Она решала, как ответить на его вопрос. Маячившее где-то в вышине лицо этого человека покрывали странные пятна. Дифин заметила, что ее новый знакомый больше не сердится: злость уступила место недоумению. Она понимала, что кажется ему такой же странной, каким он кажется ей. Что за диковинная штука свисает у него со звукоприемной раковины, именуемой тут ухом? Почему одна зрительная сфера меньше другой? И что за молчащий теперь монстр с ревом вылетел на нее из мутной пелены? Сплошные загадки. Но Дифин не чувствовала в этом человеке ужаса, переполнявшего тех, с кем она бежала из разрушенного культового дома.
– Я избрала… – как правильно перевести? – своим облачением эту дочку. – Она подняла руки, словно демонстрируя новое чудесное платье.
– Своим облачением. Угу. – Коди кивнул, широко раскрыв один глаз и подмигнув вторым, заплывшим. «Ну, чувак, ей-ей, ты сделал мертвую петлю!» – сказал он себе. Перед ним как будто бы стояла дочка мистера Хэммонда, однако разговаривал ребенок совершенно не по-детски. Разве что девчонка тоже не в себе… Коди в этом не сомневался: ведь кто-то из них двоих точно сумасшедший. – Тебе надо домой, – сказал он. – Нельзя бродить по улицам одной – тут вон какая хреновина торчит.
– Да. Эка пакость, – согласилась Дифин.
– Точно. – Последовал еще один кивок. – Хочешь, я отведу тебя домой?
– О! – Девочка тяжело вздохнула. – О, если бы ты мог! – прошептала она и посмотрела на зарешеченное небо. Тьма заявляла свои права на все ориентиры.
– Ты живешь на Селеста-стрит, – напомнил Коди. Он ткнул пальцем в сторону клиники ветеринара, от которой их отделяла всего пара кварталов. – Там.
– Мой дом. Мой дом. – Дифин, раскрыв ладони, тянулась к небу. – Мой дом очень далеко отсюда, и я не вижу дороги. – Занятое ею тело дрожало, а под горным хребтом собственного профиля она чувствовала жар. Дело было не только в стремительном токе жизнеобеспечивающей жидкости по чудесной сети артерий, не только в согласованной с мозгом работе мышечного насоса. Глубоко внутри, в самом центре ее существа, тоска раскручивала воспоминания о родине. Рожденные серебристым перезвоном родного языка Дифин, пропущенные через человеческий мозг, они лились с языка земной речью. – Я вижу приливы. Я чувствую их: подъем, спуск. Я ощущаю в этих приливах жизнь. Я чувствую своих родных. – Коди увидел, как тело девочки неприметно заколыхалось, словно повторяя ритм течений призрачного океана. – Великие города и мирные рощи. Приливы приходят из-за гор, катят по долинам и садам, где всякий труд – любовь. Я чувствую их. Даже здесь они касаются меня. Зовут домой.

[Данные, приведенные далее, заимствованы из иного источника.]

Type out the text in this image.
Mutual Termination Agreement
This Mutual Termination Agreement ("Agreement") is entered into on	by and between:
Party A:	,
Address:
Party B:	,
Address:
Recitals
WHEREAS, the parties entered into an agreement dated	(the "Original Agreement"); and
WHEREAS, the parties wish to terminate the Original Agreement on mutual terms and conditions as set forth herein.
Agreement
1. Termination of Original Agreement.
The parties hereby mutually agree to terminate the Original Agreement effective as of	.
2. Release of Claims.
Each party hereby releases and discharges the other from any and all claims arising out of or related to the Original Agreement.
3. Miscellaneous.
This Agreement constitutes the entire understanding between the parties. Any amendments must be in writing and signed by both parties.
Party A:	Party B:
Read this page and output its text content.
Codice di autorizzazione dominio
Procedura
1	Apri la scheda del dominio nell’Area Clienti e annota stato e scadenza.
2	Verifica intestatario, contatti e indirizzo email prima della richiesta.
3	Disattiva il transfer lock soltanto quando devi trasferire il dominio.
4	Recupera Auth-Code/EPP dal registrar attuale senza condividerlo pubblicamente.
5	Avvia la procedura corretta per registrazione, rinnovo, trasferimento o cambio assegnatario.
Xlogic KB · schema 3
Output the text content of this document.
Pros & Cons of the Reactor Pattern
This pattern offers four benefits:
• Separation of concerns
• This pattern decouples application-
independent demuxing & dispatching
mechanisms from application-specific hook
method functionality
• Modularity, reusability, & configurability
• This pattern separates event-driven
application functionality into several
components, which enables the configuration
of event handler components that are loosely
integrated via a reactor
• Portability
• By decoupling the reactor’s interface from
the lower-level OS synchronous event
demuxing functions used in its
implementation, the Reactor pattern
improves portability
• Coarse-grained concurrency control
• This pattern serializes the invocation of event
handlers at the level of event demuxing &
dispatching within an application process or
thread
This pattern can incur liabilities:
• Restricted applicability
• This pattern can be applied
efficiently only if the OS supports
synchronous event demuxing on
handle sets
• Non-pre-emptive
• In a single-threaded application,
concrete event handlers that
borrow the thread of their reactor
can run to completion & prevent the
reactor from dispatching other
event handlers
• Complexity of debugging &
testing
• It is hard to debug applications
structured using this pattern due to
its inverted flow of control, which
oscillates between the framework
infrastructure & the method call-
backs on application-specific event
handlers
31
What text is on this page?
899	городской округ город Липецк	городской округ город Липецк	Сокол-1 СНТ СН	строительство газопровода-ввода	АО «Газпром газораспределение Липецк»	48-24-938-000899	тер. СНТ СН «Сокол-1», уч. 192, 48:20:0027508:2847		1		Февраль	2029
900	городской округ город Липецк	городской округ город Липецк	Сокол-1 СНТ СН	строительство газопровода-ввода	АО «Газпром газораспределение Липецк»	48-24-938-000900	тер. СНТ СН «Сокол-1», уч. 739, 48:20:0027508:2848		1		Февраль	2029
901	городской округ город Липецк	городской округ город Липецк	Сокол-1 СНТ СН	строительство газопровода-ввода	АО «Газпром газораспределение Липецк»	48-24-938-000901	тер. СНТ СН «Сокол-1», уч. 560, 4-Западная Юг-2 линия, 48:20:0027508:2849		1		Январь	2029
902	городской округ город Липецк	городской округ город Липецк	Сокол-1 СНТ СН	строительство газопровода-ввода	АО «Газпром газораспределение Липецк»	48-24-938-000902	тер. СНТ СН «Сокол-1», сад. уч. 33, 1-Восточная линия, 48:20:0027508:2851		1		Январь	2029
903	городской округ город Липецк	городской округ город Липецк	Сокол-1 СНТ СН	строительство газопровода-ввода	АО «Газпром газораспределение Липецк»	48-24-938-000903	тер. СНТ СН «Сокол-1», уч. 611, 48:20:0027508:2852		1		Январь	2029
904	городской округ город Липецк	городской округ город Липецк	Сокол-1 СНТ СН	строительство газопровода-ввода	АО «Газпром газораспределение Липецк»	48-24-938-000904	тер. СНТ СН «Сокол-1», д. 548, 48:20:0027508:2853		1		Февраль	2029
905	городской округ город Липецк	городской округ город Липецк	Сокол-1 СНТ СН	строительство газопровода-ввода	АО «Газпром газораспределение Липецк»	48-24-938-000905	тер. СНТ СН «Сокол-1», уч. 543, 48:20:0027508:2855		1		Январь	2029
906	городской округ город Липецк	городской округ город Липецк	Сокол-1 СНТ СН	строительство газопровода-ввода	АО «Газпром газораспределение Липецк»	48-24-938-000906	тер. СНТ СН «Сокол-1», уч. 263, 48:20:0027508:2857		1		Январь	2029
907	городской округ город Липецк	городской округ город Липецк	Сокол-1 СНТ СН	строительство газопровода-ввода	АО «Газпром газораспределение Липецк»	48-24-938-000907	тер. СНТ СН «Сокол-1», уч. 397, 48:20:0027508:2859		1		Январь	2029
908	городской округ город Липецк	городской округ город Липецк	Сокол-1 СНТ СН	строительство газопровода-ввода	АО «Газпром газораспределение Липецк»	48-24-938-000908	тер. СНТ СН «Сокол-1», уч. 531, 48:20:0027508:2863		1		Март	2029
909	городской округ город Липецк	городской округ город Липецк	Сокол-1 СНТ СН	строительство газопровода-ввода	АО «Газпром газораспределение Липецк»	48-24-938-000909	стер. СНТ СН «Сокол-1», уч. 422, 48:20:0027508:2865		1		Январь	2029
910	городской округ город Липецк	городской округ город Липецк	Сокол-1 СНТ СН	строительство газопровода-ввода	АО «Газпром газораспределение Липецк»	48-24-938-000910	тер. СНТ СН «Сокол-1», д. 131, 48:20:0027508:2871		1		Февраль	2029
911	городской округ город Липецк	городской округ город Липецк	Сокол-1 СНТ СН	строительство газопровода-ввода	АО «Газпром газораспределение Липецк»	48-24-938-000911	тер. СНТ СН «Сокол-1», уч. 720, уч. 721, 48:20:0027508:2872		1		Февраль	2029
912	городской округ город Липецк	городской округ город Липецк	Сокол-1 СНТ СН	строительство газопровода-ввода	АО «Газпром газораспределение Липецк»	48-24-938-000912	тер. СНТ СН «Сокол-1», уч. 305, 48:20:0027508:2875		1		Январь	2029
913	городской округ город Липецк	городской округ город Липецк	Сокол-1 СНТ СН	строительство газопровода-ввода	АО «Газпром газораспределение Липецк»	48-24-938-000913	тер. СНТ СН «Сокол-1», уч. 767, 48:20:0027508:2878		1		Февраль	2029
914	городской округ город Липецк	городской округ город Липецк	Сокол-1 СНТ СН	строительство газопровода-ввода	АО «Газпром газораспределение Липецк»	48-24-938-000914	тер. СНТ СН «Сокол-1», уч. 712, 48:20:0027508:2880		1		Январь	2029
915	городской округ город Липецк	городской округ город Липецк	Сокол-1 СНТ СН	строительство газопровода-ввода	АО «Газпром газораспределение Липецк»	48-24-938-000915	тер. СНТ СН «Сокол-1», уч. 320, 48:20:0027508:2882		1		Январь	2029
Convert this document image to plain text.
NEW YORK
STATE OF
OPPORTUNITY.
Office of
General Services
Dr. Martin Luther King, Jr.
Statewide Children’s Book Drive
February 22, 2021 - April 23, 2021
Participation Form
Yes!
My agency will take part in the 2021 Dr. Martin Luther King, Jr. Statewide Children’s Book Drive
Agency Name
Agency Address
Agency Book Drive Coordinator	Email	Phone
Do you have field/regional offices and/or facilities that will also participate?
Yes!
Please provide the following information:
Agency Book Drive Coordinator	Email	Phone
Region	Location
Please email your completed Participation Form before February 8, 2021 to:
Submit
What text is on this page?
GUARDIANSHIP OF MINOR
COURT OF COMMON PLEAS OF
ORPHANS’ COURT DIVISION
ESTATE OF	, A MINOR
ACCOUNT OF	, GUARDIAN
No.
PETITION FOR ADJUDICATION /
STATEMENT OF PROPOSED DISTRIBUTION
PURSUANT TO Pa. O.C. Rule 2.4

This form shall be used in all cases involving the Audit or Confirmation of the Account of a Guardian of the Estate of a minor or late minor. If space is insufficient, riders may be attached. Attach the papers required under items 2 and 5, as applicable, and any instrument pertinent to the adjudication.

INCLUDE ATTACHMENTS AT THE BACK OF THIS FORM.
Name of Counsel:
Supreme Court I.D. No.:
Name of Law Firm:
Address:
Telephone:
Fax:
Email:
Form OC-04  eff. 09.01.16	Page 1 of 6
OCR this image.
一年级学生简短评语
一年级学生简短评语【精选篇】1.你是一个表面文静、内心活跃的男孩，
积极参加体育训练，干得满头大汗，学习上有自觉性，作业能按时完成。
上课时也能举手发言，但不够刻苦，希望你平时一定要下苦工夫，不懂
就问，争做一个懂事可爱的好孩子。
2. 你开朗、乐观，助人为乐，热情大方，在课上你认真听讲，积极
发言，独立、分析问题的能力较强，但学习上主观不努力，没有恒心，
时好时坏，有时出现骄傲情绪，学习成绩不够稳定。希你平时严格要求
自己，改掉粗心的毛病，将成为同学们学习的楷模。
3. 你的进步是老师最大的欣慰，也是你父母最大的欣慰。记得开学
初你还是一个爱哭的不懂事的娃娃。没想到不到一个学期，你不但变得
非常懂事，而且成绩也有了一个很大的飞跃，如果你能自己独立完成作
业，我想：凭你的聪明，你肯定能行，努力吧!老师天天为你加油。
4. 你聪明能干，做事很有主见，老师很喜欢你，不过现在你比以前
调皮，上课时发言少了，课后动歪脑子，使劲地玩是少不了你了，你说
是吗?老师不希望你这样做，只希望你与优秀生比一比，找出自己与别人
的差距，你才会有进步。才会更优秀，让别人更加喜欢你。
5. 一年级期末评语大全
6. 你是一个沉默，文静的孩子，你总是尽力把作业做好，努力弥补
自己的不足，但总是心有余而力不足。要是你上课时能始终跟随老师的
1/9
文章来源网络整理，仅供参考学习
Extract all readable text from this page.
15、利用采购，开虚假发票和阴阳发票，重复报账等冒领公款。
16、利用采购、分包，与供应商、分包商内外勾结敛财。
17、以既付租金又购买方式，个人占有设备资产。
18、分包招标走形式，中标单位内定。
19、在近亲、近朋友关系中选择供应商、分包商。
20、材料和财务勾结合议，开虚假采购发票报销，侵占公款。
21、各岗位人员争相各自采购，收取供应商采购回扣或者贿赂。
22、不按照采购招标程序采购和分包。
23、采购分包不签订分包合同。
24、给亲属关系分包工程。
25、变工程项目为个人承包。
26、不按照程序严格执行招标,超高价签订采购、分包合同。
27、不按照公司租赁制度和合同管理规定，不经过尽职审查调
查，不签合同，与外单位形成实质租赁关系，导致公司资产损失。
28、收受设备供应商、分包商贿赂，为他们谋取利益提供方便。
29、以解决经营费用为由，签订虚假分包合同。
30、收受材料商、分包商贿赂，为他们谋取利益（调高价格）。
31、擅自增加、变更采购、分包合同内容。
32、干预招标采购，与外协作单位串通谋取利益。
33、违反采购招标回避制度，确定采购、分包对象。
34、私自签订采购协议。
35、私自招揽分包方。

Тело Дифин внезапно застыло. Она уставилась на свои руки, на пугающие отростки чужой плоти, и ужас действительности рассеял воспоминания.
– Нет, – сказала она. – Нет. Таким был мой мир. С этим покончено. Теперь приливы несут боль, а сады лежат в развалинах. Пение умолкло. Покоя больше нет, моя родина стонет в тени ненависти. В этой тени. – Она протянула руку к пирамиде, и Коди увидел, как пальцы девочки скрючились, а рука задрожала.